I'd just dropped down into Waldershaw gully (Waldershaw Road end) when a couple of birds moved into view on my left very close to the ground. One was a robin and the other was the palest chiff I had ever seen. It was in the sun so it could have been misleading but it was very pale with the overriding impression of it being a pale grey/brown. The thing was off before I had time to get the bins on it but I'd seen enough to encourage me to stay.
After a while several others turned up including Andrew and Stephan from the obs. Both these had seen it before; Stephan (a trainee warden on secondment to SBBO) getting extended views a day or two earlier.
Eventually it was relocated deep in cover but sallying out fly catching. I got several views of it flitting back and forth but not enough to say what it was I was looking out. Then out it shot and landed in full sun around 20-25 yards away.
A quick guess at some expose setting and I started firing away. a few seconds later it was gone.
It actually returned to the patch of scrub it was fly catching from so I took up position and hoped it would come out on the sunny side of the scrub. It did for a about a second but it was always obscured.
I waited around for another hour or so but didn't see or hear anything that encouraged me to stay longer but I did take a couple of shots of a big stardard chiff to use as a comparison in this blog.
Here are a few images. Most were when it sat in the open for about 5 seconds and one where it came through the scrub.
The first shot is of a standard chiff (collybita):
Typical brownish head, yellow in the supercillium and a lot of yellow on the flanks and a two tone beak.
Here's the tristis:
An altogether duller looking bird with pale grey/brown head and back and a green tinge to the wings but the flank/undersides are very pale/white rather the "buff" suggested in Collins though, as said before, this shot was taken in bright sunlight.
What this and all the following shots show very clearly is the lack of yellow in the face and flanks seen in collybita.
In the field I must say it actually looked more grey and green (wings) than depicted in these shots.
A few more images:
....and in this shot some of the secondaries appear to be very pale.(again not mentioned in Collins)
This shot was where it came through the scrub and appeared for a second quite close (though obscured).

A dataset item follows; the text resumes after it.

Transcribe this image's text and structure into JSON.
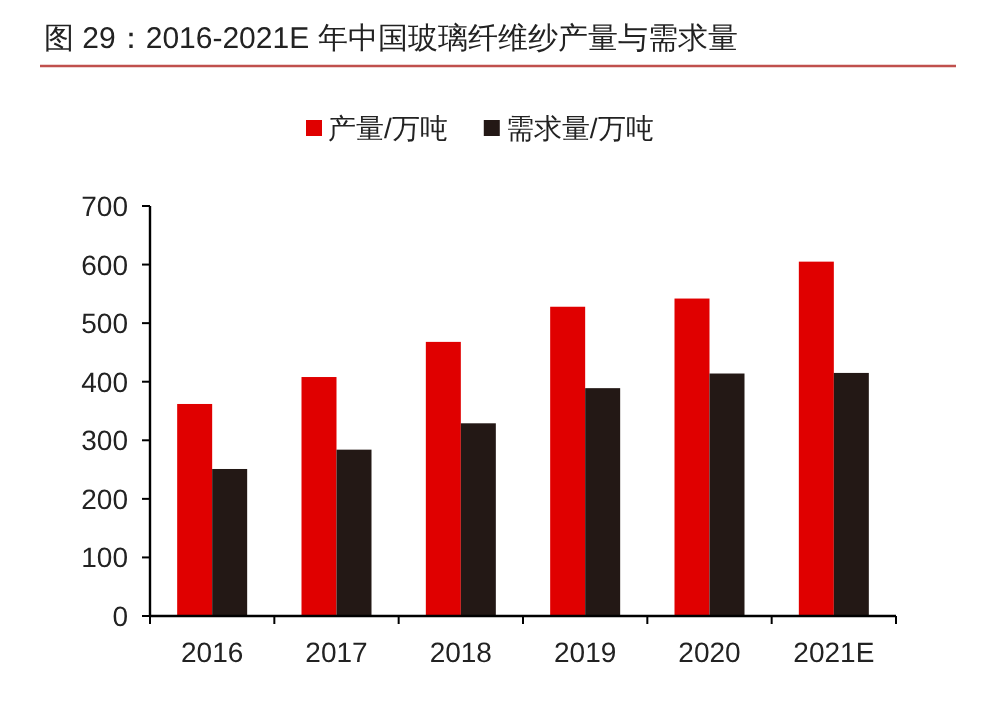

Again the grey head and the green tinge to the wings are very clear as is the lack of yellow on the face/flanks. Also note the wing tips have lost the whiteness shown in the above shots.
The final picture I'm going to post is actually another collybita taken at Kingsdown several years ago but this one was atypical in that it was pale and quite grey like a tristis but with a lot of yellow flecks over the flanks face and even it's back (making it a collibita).